Traditionally the hosting village goes first the first night, in the middle the second night and last the third night.
The really tall poster just next to the room divider is a tribute to an elder who passed away this past spring. He was in his late 90's or early 100's. No one is sure. We do know, things changed tremendously since he was born.
That is where the men kneel. Behind the mats is a speaker for the microphone so everyone can hear all announcements. In the back right corner is a snack shop with candy, soda, some food, and jello. Jello with cool whip is a village favorite.
When Tundra Fest is not being held here, it doubles as a church, bingo hall, and everything else as needed.
The village feels it is extremely important to keep the culture alive by teaching cultural ways to students. The high school has an actual dance class for students.
The drum is a round wooden frame with a man-made material stretched over it. This material has replaced the animal skins they used in the past.
This is a still shot of the first dance. The women are wearing kuspuks which is the standard native top.
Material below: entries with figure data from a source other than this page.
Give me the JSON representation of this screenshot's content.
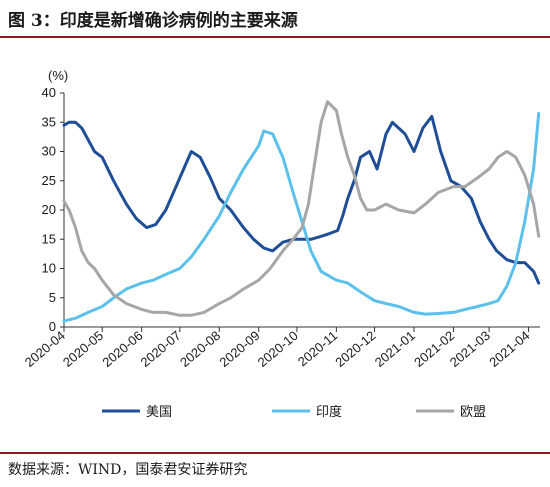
{
  "figure": {
    "title": "图 3：印度是新增确诊病例的主要来源",
    "source": "数据来源：WIND，国泰君安证券研究"
  },
  "chart_data": {
    "type": "line",
    "ylabel": "(%)",
    "ylim": [
      0,
      40
    ],
    "yticks": [
      0,
      5,
      10,
      15,
      20,
      25,
      30,
      35,
      40
    ],
    "xlim": [
      "2020-04-01",
      "2021-04-10"
    ],
    "xticks": [
      "2020-04",
      "2020-05",
      "2020-06",
      "2020-07",
      "2020-08",
      "2020-09",
      "2020-10",
      "2020-11",
      "2020-12",
      "2021-01",
      "2021-02",
      "2021-03",
      "2021-04"
    ],
    "legend_position": "bottom",
    "series": [
      {
        "name": "美国",
        "color": "#1f4e96",
        "x": [
          "2020-04-01",
          "2020-04-05",
          "2020-04-10",
          "2020-04-15",
          "2020-04-20",
          "2020-04-25",
          "2020-05-01",
          "2020-05-10",
          "2020-05-20",
          "2020-05-28",
          "2020-06-05",
          "2020-06-12",
          "2020-06-20",
          "2020-06-28",
          "2020-07-05",
          "2020-07-10",
          "2020-07-17",
          "2020-07-25",
          "2020-08-01",
          "2020-08-10",
          "2020-08-20",
          "2020-08-28",
          "2020-09-05",
          "2020-09-12",
          "2020-09-20",
          "2020-09-28",
          "2020-10-05",
          "2020-10-12",
          "2020-10-20",
          "2020-10-27",
          "2020-11-02",
          "2020-11-06",
          "2020-11-10",
          "2020-11-15",
          "2020-11-20",
          "2020-11-27",
          "2020-12-03",
          "2020-12-10",
          "2020-12-15",
          "2020-12-20",
          "2020-12-25",
          "2021-01-01",
          "2021-01-08",
          "2021-01-15",
          "2021-01-22",
          "2021-01-30",
          "2021-02-07",
          "2021-02-15",
          "2021-02-22",
          "2021-03-01",
          "2021-03-07",
          "2021-03-15",
          "2021-03-22",
          "2021-03-29",
          "2021-04-05",
          "2021-04-09"
        ],
        "values": [
          34.5,
          35,
          35,
          34,
          32,
          30,
          29,
          25,
          21,
          18.5,
          17,
          17.5,
          20,
          24,
          27.5,
          30,
          29,
          25.5,
          22,
          20,
          17,
          15,
          13.5,
          13,
          14.5,
          15,
          15,
          15,
          15.5,
          16,
          16.5,
          19,
          22,
          25,
          29,
          30,
          27,
          33,
          35,
          34,
          33,
          30,
          34,
          36,
          30,
          25,
          24,
          22,
          18,
          15,
          13,
          11.5,
          11,
          11,
          9.5,
          7.5
        ]
      },
      {
        "name": "印度",
        "color": "#5bc0eb",
        "x": [
          "2020-04-01",
          "2020-04-10",
          "2020-04-20",
          "2020-05-01",
          "2020-05-10",
          "2020-05-20",
          "2020-06-01",
          "2020-06-10",
          "2020-06-20",
          "2020-07-01",
          "2020-07-10",
          "2020-07-20",
          "2020-08-01",
          "2020-08-10",
          "2020-08-20",
          "2020-09-01",
          "2020-09-05",
          "2020-09-12",
          "2020-09-20",
          "2020-09-28",
          "2020-10-05",
          "2020-10-12",
          "2020-10-20",
          "2020-11-01",
          "2020-11-10",
          "2020-11-20",
          "2020-12-01",
          "2020-12-10",
          "2020-12-20",
          "2021-01-01",
          "2021-01-10",
          "2021-01-20",
          "2021-02-01",
          "2021-02-10",
          "2021-02-20",
          "2021-03-01",
          "2021-03-08",
          "2021-03-15",
          "2021-03-22",
          "2021-03-29",
          "2021-04-05",
          "2021-04-09"
        ],
        "values": [
          1,
          1.5,
          2.5,
          3.5,
          5,
          6.5,
          7.5,
          8,
          9,
          10,
          12,
          15,
          19,
          23,
          27,
          31,
          33.5,
          33,
          29,
          23,
          18,
          13,
          9.5,
          8,
          7.5,
          6,
          4.5,
          4,
          3.5,
          2.5,
          2.2,
          2.3,
          2.5,
          3,
          3.5,
          4,
          4.5,
          7,
          11,
          18,
          27,
          36.5
        ]
      },
      {
        "name": "欧盟",
        "color": "#a6a6a6",
        "x": [
          "2020-04-01",
          "2020-04-05",
          "2020-04-10",
          "2020-04-15",
          "2020-04-20",
          "2020-04-25",
          "2020-05-01",
          "2020-05-10",
          "2020-05-20",
          "2020-06-01",
          "2020-06-10",
          "2020-06-20",
          "2020-07-01",
          "2020-07-10",
          "2020-07-20",
          "2020-08-01",
          "2020-08-10",
          "2020-08-20",
          "2020-09-01",
          "2020-09-10",
          "2020-09-20",
          "2020-09-28",
          "2020-10-05",
          "2020-10-10",
          "2020-10-15",
          "2020-10-20",
          "2020-10-25",
          "2020-11-01",
          "2020-11-05",
          "2020-11-10",
          "2020-11-15",
          "2020-11-20",
          "2020-11-25",
          "2020-12-01",
          "2020-12-10",
          "2020-12-20",
          "2021-01-01",
          "2021-01-10",
          "2021-01-20",
          "2021-02-01",
          "2021-02-10",
          "2021-02-20",
          "2021-03-01",
          "2021-03-08",
          "2021-03-15",
          "2021-03-22",
          "2021-03-29",
          "2021-04-05",
          "2021-04-09"
        ],
        "values": [
          21.5,
          20,
          17,
          13,
          11,
          10,
          8,
          5.5,
          4,
          3,
          2.5,
          2.5,
          2,
          2,
          2.5,
          4,
          5,
          6.5,
          8,
          10,
          13,
          15,
          17,
          21,
          28,
          35,
          38.5,
          37,
          33,
          29,
          26,
          22,
          20,
          20,
          21,
          20,
          19.5,
          21,
          23,
          24,
          24,
          25.5,
          27,
          29,
          30,
          29,
          26,
          21,
          15.5
        ]
      }
    ]
  }
}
Some have skirts so they are worn more like dresses over long pants while those without a skirt function as a shirt. Both men and women wear the kuspuk. The spelling of the word varies according to the group.
You can also tell what region a person is from based on how the kuspuk is put together and decorated. Women may or may not wear a headdress. Sometimes the headdress is a family heirloom worn by generation after generation.
This building started much smaller but a few years ago, they built an extension so it could be used instead of the the building next to it. The original building developed black mold all through it so they chose to discontinue using it.
The festival will continue for two more days with games for kids and adults. Yesterday, there was a cake walk for the village.
I hope you enjoy this peak into a fall celebration held in Alaska. Let me know what you think. Have a great weekend.